Warren Spieker: ‘I noticed that in yesterday’s column you don’t name the sleazy bank. Personally, and I bet there are others, I’d like to know what bank is pushing this kind of stuff on seniors. On the one hand, withholding the name seems “honorable” and above the fray. On the other hand, maybe you can raise the level of consciousness amongst a group of consumers that just might make a difference.’

☞ I didn’t name the bank lest some take it to be a practice of this specific bank. All banks do this! (Well, most.) That’s the point: beware whoever your nice bank, or nice insurer, or nice financial planner is. They almost all wish you well (they really do), but often they have a personal stake in what they’re recommending. Which is fine – they have to eat, too. But neither is it your obligation to feed them if you’d rather take the simpler, cheaper, direct route. Why should my 88-year-old pal pay $1,900 up front plus a further $300 a year for a recommendation on where to put his $40,000? (Or else nothing up front but 1.59% – $636 – a year?)

Aaron Stevens: ‘[An alternative for your 88-year-old friend:] The Vanguard New York Insured Long-Term Tax-Exempt Fund holds AAA-rated average rating bonds, and only a 0.20% expense ratio.’


Andrew Beaujon: ‘You write, ‘Even the AAA bonds beg the question – which I hope we never have to see answered – of what would happen in a really terrible economic collapse.’ To ‘beg the question’ does not mean the same thing as ‘to raise the question.’ Thank you for allowing me to get this off my chest.’
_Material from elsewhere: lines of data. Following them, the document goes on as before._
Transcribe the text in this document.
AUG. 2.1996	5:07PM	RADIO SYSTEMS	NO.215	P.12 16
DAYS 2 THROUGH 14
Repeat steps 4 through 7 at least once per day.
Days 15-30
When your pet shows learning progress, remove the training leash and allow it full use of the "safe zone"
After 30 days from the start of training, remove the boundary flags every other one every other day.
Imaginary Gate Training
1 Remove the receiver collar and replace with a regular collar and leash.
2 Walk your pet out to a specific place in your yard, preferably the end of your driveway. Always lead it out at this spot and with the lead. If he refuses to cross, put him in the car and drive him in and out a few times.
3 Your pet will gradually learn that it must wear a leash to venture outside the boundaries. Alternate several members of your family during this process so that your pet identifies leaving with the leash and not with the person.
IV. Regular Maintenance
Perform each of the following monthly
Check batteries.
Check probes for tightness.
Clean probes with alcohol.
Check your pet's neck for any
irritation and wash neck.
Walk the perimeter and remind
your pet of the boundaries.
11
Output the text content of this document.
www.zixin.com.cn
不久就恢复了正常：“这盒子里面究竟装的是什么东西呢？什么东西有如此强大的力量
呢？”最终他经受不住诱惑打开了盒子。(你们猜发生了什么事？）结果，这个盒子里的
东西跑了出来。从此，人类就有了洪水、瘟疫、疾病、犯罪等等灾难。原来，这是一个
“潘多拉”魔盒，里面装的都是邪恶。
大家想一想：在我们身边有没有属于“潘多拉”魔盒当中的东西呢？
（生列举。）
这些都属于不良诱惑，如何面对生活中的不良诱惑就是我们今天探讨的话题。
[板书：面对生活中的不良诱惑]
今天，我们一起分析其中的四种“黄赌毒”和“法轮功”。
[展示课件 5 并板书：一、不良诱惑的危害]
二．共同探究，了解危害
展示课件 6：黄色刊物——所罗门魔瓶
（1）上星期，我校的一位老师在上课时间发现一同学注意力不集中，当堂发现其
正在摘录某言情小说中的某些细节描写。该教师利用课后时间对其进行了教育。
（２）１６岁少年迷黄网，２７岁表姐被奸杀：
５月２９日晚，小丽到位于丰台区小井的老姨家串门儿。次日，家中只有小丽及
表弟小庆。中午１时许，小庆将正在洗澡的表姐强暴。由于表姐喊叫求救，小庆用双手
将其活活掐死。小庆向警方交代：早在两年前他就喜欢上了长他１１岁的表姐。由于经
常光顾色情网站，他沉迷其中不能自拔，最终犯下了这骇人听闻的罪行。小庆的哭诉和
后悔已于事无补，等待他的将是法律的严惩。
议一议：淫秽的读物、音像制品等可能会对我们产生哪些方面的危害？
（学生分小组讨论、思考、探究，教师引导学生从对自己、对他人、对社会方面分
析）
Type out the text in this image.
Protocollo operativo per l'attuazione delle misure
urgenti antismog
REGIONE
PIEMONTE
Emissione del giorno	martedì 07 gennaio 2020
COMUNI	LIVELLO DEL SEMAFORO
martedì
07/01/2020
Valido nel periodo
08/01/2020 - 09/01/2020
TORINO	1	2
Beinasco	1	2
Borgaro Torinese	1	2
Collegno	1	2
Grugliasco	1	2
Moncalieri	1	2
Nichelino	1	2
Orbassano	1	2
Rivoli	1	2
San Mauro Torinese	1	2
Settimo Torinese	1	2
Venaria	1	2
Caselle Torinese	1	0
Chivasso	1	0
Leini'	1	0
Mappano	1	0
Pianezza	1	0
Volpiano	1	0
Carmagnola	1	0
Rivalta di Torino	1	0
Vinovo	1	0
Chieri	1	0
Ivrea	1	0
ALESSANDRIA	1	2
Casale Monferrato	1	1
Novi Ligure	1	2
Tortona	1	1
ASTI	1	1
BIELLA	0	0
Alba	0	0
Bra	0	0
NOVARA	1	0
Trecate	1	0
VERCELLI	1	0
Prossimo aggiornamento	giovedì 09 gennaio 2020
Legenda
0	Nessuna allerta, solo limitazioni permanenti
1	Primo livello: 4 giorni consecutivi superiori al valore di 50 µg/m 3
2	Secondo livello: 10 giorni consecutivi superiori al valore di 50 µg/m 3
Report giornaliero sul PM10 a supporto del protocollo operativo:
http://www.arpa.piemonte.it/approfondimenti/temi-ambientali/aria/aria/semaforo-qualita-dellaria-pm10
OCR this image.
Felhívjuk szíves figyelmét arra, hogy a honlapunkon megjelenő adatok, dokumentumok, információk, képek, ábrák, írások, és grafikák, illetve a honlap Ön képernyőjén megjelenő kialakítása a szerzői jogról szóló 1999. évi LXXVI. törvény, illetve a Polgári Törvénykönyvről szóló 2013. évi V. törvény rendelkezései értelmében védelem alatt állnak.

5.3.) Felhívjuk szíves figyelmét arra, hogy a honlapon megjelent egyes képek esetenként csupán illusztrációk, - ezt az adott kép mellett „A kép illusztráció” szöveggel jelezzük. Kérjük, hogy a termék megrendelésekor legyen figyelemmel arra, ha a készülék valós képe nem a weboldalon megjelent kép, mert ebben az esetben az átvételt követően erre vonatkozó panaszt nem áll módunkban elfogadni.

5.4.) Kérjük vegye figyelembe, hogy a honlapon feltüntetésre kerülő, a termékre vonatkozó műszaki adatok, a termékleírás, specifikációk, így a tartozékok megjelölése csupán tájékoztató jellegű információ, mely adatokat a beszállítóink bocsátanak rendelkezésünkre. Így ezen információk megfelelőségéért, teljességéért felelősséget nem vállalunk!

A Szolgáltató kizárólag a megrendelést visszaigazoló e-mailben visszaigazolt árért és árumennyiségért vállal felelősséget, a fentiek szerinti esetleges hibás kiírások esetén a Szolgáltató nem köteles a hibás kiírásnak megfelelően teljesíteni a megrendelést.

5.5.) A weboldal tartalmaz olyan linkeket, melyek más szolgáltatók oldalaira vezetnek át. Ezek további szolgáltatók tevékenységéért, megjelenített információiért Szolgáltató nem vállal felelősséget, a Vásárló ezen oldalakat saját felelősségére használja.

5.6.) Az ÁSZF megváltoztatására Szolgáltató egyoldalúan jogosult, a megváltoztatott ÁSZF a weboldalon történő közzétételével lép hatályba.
☞ Andrew – copy editor of Spin Magazine – is quite right. ‘Begs the question’ means (to me) ‘seems – but fails – to answer the question at hand, by giving it the run-around.’ It was late. My gyro was wobbly. I’ve gone back and fixed it. Thanks.


Andy Lutton: ‘Another option your 88-year-old friend can consider is a Charitable Gift Annuity. Considered a ‘split interest gift’ by the IRS, the Gift Annuity is a guaranteed income for life in exchange for a gift to a qualified charity. The payment rate is based on the donor’s age; most charities use the rates established by the American Council on Gift Annuities. The rates are based on actuarial tables and life expectancies. The suggested rate for an 88-year-old is 11.4%. That’s an annual payment of $4,560 if he funds the Gift Annuity with the $40,000.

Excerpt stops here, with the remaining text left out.